Loin de les concurrencer, la BIDF collaborera plutôt avec les institutions de microfinance initiées dans le but de renforcer l’entrepreneuriat féminin. « Les institutions de microfinance ayant le même focus que notre banque et voulant collaborer avec nous sont les bienvenues », indique-t-elle. Pour elle, ces IMFs pourront se refinancer auprès de la BIDF afin de rendre leur mission effective.
Quid des moyens pour rendre la BIDF plus efficace ?
Tout en saluant la mise en place de la BIDF, Dr Salomon Nsabimana, expert en économie recommande d’autres actions à mener. « L’argent de la banque n’est pas gratuit », avertit l’expert qui plaide pour une formation à l’endroit des intéressés pour être éligible au crédit.
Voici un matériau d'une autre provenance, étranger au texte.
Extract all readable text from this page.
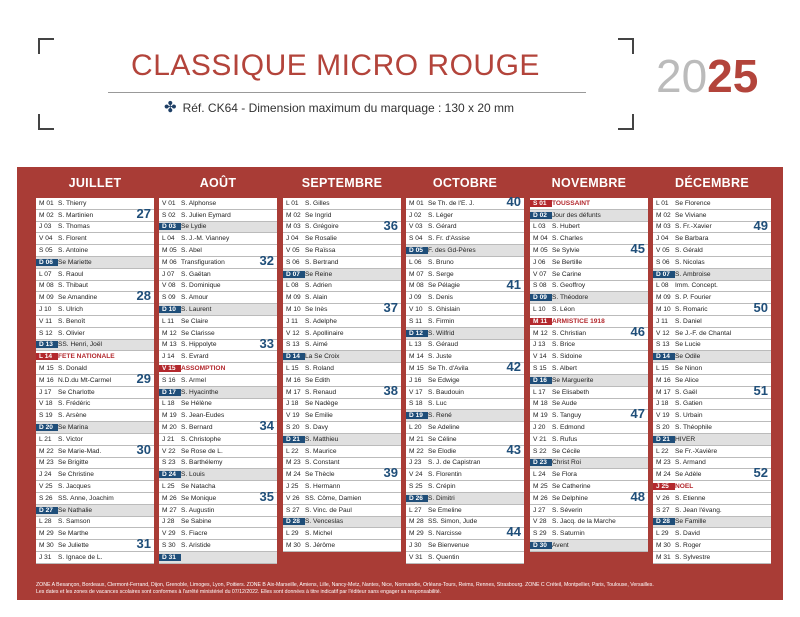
CLASSIQUE MICRO ROUGE	2025
✤ Réf. CK64 - Dimension maximum du marquage : 130 x 20 mm
JUILLET
M 01 S. Thierry
M 02 S. Martinien	27
J 03 S. Thomas
V 04 S. Florent
S 05 S. Antoine
D 06 Se Mariette
L 07 S. Raoul
M 08 S. Thibaut
M 09 Se Amandine	28
J 10 S. Ulrich
V 11 S. Benoît
S 12 S. Olivier
D 13 SS. Henri, Joël
L 14 FÊTE NATIONALE
M 15 S. Donald
M 16 N.D.du Mt-Carmel	29
J 17 Se Charlotte
V 18 S. Frédéric
S 19 S. Arsène
D 20 Se Marina
L 21 S. Victor
M 22 Se Marie-Mad.	30
M 23 Se Brigitte
J 24 Se Christine
V 25 S. Jacques
S 26 SS. Anne, Joachim
D 27 Se Nathalie
L 28 S. Samson
M 29 Se Marthe
M 30 Se Juliette	31
J 31 S. Ignace de L.
AOÛT
V 01 S. Alphonse
S 02 S. Julien Eymard
D 03 Se Lydie
L 04 S. J.-M. Vianney
M 05 S. Abel
M 06 Transfiguration	32
J 07 S. Gaëtan
V 08 S. Dominique
S 09 S. Amour
D 10 S. Laurent
L 11	Se Claire
M 12 Se Clarisse
M 13 S. Hippolyte	33
J 14 S. Evrard
V 15 ASSOMPTION
S 16 S. Armel
D 17 S. Hyacinthe
L 18 Se Hélène
M 19 S. Jean-Eudes
M 20 S. Bernard	34
J 21 S. Christophe
V 22 Se Rose de L.
S 23 S. Barthélemy
D 24 S. Louis
L 25 Se Natacha
M 26 Se Monique	35
M 27 S. Augustin
J 28 Se Sabine
V 29 S. Fiacre
S 30 S. Aristide
D 31
SEPTEMBRE
L 01 S. Gilles
M 02 Se Ingrid
M 03 S. Grégoire	36
J 04 Se Rosalie
V 05 Se Raïssa
S 06 S. Bertrand
D 07 Se Reine
L 08 S. Adrien
M 09 S. Alain
M 10 Se Inès	37
J 11	S. Adelphe
V 12 S. Apollinaire
S 13 S. Aimé
D 14 La Se Croix
L 15 S. Roland
M 16 Se Édith
M 17 S. Renaud	38
J 18 Se Nadège
V 19 Se Émilie
S 20 S. Davy
D 21 S. Matthieu
L 22 S. Maurice
M 23 S. Constant
M 24 Se Thècle	39
J 25 S. Hermann
V 26 SS. Côme, Damien
S 27 S. Vinc. de Paul
D 28 S. Venceslas
L 29 S. Michel
M 30 S. Jérôme
OCTOBRE
M 01 Se Th. de l'E. J.	40
J 02 S. Léger
V 03 S. Gérard
S 04 S. Fr. d'Assise
D 05 F. des Gd-Pères
L 06 S. Bruno
M 07 S. Serge
M 08 Se Pélagie	41
J 09 S. Denis
V 10 S. Ghislain
S 11 S. Firmin
D 12 S. Wilfrid
L 13 S. Géraud
M 14 S. Juste
M 15 Se Th. d'Avila	42
J 16 Se Edwige
V 17 S. Baudouin
S 18 S. Luc
D 19 S. René
L 20 Se Adeline
M 21 Se Céline
M 22 Se Élodie	43
J 23 S. J. de Capistran
V 24 S. Florentin
S 25 S. Crépin
D 26 S. Dimitri
L 27 Se Émeline
M 28 SS. Simon, Jude
M 29 S. Narcisse	44
J 30 Se Bienvenue
V 31 S. Quentin
NOVEMBRE
S 01 TOUSSAINT
D 02 Jour des défunts
L 03 S. Hubert
M 04 S. Charles
M 05 Se Sylvie	45
J 06 Se Bertille
V 07 Se Carine
S 08 S. Geoffroy
D 09 S. Théodore
L 10 S. Léon
M 11 ARMISTICE 1918
M 12 S. Christian	46
J 13 S. Brice
V 14 S. Sidoine
S 15 S. Albert
D 16 Se Marguerite
L 17 Se Élisabeth
M 18 Se Aude
M 19 S. Tanguy	47
J 20 S. Edmond
V 21 S. Rufus
S 22 Se Cécile
D 23 Christ Roi
L 24 Se Flora
M 25 Se Catherine
M 26 Se Delphine	48
J 27 S. Séverin
V 28 S. Jacq. de la Marche
S 29 S. Saturnin
D 30 Avent
DÉCEMBRE
L 01 Se Florence
M 02 Se Viviane
M 03 S. Fr.-Xavier	49
J 04 Se Barbara
V 05 S. Gérald
S 06 S. Nicolas
D 07 S. Ambroise
L 08 Imm. Concept.
M 09 S. P. Fourier
M 10 S. Romaric	50
J 11	S. Daniel
V 12 Se J.-F. de Chantal
S 13 Se Lucie
D 14 Se Odile
L 15 Se Ninon
M 16 Se Alice
M 17 S. Gaël	51
J 18 S. Gatien
V 19 S. Urbain
S 20 S. Théophile
D 21 HIVER
L 22 Se Fr.-Xavière
M 23 S. Armand
M 24 Se Adèle	52
J 25 NOËL
V 26 S. Étienne
S 27 S. Jean l'évang.
D 28 Se Famille
L 29 S. David
M 30 S. Roger
M 31 S. Sylvestre
ZONE A Besançon, Bordeaux, Clermont-Ferrand, Dijon, Grenoble, Limoges, Lyon, Poitiers. ZONE B Aix-Marseille, Amiens, Lille, Nancy-Metz, Nantes, Nice, Normandie, Orléans-Tours, Reims, Rennes, Strasbourg. ZONE C Créteil, Montpellier, Paris, Toulouse, Versailles.
Les dates et les zones de vacances scolaires sont conformes à l'arrêté ministériel du 07/12/2022. Elles sont données à titre indicatif par l'éditeur sans engager sa responsabilité.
Selon lui, il faut absolument un changement de mentalités chez les femmes Burundaises.
Pour Mme Ginette Mutoni Karirekinyana, les femmes Burundaises ne sont pas capables de faire fonctionner une banque et la BIDF risque de glisser dans le mode opérationnel classique. Elle propose à la banque d’ouvrir ses portes à d’autres femmes de la région pour vivifier son activité.
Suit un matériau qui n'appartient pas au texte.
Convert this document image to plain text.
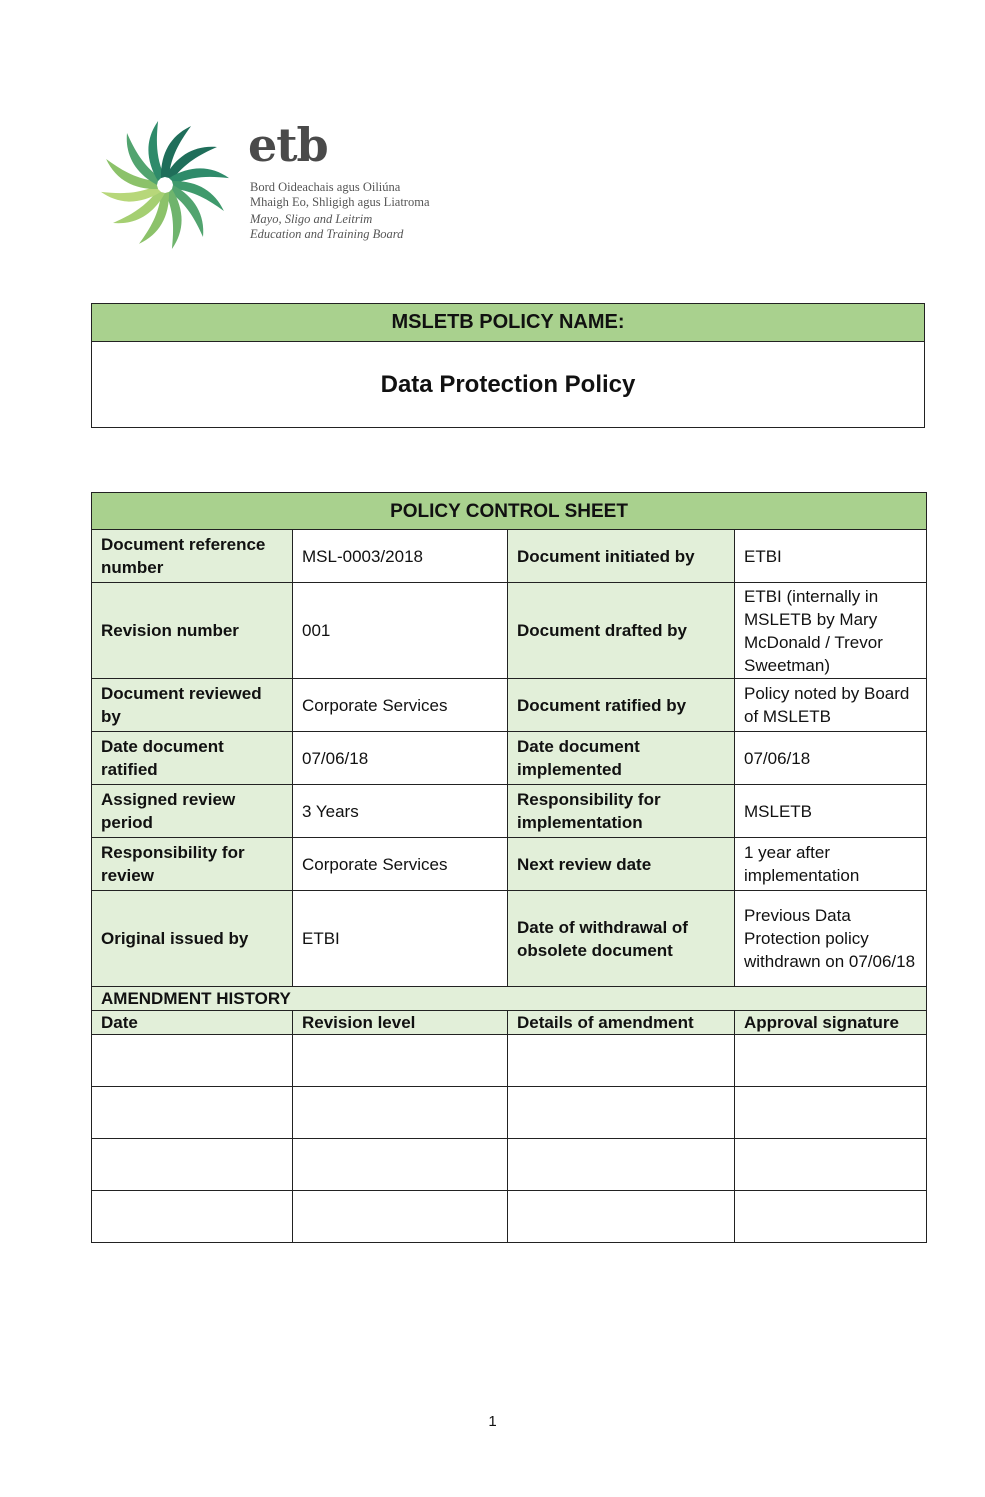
etb
Bord Oideachais agus Oiliúna
Mhaigh Eo, Shligigh agus Liatroma
Mayo, Sligo and Leitrim
Education and Training Board
MSLETB POLICY NAME:
Data Protection Policy
POLICY CONTROL SHEET			
Document reference number	MSL-0003/2018	Document initiated by	ETBI
Revision number	001	Document drafted by	ETBI (internally in MSLETB by Mary McDonald / Trevor Sweetman)
Document reviewed by	Corporate Services	Document ratified by	Policy noted by Board of MSLETB
Date document ratified	07/06/18	Date document implemented	07/06/18
Assigned review period	3 Years	Responsibility for implementation	MSLETB
Responsibility for review	Corporate Services	Next review date	1 year after implementation
Original issued by	ETBI	Date of withdrawal of obsolete document	Previous Data Protection policy withdrawn on 07/06/18
AMENDMENT HISTORY			
Date	Revision level	Details of amendment	Approval signature

1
Dans les faits, l’accès de la femme Burundaise au crédit bancaire reste jusqu’ici limité. Le rapport de la BRB (2015) lève le voile sur le fossé existant entre les clientèles masculin et féminin en termes d’accès au crédit. Ainsi, les taux d’inclusion financière des femmes étaient respectivement de 30,6%, 30,3% et 28,3% en 2013, 2014 et 2015. De toutes les façons, la participation des femmes en tant que groupe majoritaire de la population burundaise est incontournable pour un développement durable du pays.